O dia de ontem, todos sabem, foi aclamado como histórico no Brasil: pela primeira vez, depois de inaugurada a República (cuja condução, ao longo de seu século e pouco, teve mais de latino-americano que de americano ― somos americanos, apesar de tudo, por pertencimento a um continente batizado de América, situado entre os oceanos Pacífico e Atlântico), uma mulher foi empossada como presidente após ter sido escolhida por maioria nas urnas.
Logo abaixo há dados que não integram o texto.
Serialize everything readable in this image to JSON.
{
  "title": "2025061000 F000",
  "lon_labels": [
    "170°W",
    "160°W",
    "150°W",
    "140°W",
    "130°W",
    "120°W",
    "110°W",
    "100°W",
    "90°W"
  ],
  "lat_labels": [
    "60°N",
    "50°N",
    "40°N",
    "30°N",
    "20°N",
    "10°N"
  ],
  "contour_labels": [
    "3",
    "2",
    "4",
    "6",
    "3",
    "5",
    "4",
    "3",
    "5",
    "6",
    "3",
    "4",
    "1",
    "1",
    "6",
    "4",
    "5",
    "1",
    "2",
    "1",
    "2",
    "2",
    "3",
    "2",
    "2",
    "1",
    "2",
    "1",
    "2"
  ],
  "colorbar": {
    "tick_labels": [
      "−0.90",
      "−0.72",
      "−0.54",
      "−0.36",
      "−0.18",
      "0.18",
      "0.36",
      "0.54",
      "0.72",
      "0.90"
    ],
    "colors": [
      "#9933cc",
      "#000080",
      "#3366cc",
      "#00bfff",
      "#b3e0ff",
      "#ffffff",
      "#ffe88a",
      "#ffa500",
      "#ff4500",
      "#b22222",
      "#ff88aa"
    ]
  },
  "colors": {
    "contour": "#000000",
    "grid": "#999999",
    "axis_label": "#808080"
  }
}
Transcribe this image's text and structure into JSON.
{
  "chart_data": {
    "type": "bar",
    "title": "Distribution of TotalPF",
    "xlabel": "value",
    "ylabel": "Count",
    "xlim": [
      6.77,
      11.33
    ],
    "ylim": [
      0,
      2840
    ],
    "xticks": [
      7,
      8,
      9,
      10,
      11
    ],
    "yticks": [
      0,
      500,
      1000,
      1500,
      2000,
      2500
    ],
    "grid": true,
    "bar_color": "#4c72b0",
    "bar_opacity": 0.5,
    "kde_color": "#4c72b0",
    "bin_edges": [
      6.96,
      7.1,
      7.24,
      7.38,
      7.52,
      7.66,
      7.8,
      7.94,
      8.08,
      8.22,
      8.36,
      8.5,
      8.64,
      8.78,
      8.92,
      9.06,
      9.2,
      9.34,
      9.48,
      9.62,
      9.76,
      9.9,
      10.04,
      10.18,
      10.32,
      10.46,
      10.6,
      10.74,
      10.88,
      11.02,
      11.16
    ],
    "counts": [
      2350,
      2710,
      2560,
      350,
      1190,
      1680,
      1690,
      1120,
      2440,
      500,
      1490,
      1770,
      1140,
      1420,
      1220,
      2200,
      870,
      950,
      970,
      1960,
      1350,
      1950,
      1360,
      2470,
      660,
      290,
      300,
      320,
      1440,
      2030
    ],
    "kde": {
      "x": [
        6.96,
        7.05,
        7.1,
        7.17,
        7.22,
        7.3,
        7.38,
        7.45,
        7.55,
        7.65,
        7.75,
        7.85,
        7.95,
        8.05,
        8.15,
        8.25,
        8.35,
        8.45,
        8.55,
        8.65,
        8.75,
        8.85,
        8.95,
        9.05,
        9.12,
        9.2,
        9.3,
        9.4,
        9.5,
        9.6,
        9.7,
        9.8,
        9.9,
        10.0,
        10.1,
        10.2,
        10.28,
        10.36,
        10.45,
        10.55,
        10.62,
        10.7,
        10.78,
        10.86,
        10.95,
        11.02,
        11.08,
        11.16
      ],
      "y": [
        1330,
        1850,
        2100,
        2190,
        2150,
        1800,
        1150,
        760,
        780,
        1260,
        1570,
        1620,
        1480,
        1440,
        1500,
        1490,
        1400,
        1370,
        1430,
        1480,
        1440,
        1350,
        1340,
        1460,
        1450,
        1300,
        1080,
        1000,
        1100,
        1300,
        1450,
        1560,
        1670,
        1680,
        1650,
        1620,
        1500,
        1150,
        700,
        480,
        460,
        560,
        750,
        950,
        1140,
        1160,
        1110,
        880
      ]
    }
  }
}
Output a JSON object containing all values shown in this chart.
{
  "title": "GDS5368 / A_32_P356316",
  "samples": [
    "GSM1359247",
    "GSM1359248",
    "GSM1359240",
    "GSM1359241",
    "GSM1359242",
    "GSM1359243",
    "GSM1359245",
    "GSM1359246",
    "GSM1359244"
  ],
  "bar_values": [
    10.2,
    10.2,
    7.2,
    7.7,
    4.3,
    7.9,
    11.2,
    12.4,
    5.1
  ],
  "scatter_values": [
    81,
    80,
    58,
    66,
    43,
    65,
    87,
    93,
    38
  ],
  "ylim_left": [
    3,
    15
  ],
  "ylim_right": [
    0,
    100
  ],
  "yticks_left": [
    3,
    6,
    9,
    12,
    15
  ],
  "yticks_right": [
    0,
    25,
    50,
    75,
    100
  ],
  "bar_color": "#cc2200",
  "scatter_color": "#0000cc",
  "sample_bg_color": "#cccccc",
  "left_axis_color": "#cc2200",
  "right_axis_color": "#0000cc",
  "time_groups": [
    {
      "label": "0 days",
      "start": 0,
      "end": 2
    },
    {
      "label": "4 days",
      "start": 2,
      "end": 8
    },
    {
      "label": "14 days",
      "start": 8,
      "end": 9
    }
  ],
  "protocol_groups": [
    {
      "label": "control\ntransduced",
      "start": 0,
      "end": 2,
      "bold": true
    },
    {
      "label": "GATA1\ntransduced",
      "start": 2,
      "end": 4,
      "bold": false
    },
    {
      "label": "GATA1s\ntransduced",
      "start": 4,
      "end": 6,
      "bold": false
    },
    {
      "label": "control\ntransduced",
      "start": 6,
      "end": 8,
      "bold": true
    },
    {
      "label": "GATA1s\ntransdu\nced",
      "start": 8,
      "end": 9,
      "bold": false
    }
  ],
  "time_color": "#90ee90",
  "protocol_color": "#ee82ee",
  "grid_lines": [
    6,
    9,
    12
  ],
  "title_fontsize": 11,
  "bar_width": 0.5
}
Era feriado, 1º de janeiro, Dia da Confraternização Mundial. Um dia em tese de descanso, a perder de vista, apesar das diferenças de fuso horário. Por aqui, o descanso foi mesmo só em tese ― teses por terminar não costumam dar descanso. E eu me perguntava, lá pelas tantas, com a cabeça esgotada, que obstinação é essa que não deixa uma pessoa largar o serviço mesmo num dia em que poderia, em tese, fazê-lo. Muitas outras pessoas trabalharam ontem, há categorias profissionais e serviços que não podem parar. E aí já tenho a resposta, que me traz junto um sentimento curioso de solidariedade. Mas uma estranha calma me vem ao me dar conta da privilegiada localização geográfica do meu continente: entre o Atlântico e o Pacífico. O primeiro eu posso conferir a hora que quiser. O segundo está aqui, incorporado como fuso horário e algo mais deste espaço, para que eu não me esqueça, nunca, de duas coisas, pelo menos: meu absurdo desejo de paz, paz íntima, pessoal, que de forma alguma se confunde com ausência de conflitos; a relatividade de quase tudo nesse mundo (pois há algo de tirânico no que é absoluto, e tiranias dão pouco espaço ao que é relativo). Vejo o Atlântico, imagino o Pacífico: oceanos da praia do meu desejo. Se há uma coisa que devo a esta tese e a Sérgio Buarque de Holanda, do muito que aprendi e tenho por aprender, foi a conquista da poesia, América esquiva até então às minhas investidas de leitura, poesia de que Sérgio Buarque foi leitor privilegiadíssimo, um dos melhores que esse país já teve, sem dúvida, e um dos mais atentos e cuidadosos da poesia de Manuel Bandeira, desde a primeira hora modernista.
Oceano
Olho a praia. A treva é densa.
Ulula o mar, que não vejo,
Naquela voz sem consolo,
Naquela tristeza imensa
Que há na voz do meu desejo.
E nesse tom sem consolo
Ouço a voz do meu destino:
Má sina que desconheço,
Vem vindo desde eu menino,
Cresce quanto em anos cresço.
― Voz de oceano que não vejo
Da praia do meu desejo...
Ulula o mar, que não vejo,
Naquela voz sem consolo,
Naquela tristeza imensa
Que há na voz do meu desejo.
E nesse tom sem consolo
Ouço a voz do meu destino:
Má sina que desconheço,
Vem vindo desde eu menino,
Cresce quanto em anos cresço.
― Voz de oceano que não vejo
Da praia do meu desejo...
BANDEIRA, Manuel. Estrela da vida inteira. 20.ed. Rio de Janeiro: Nova Fronteira, 1993, p. 64-65.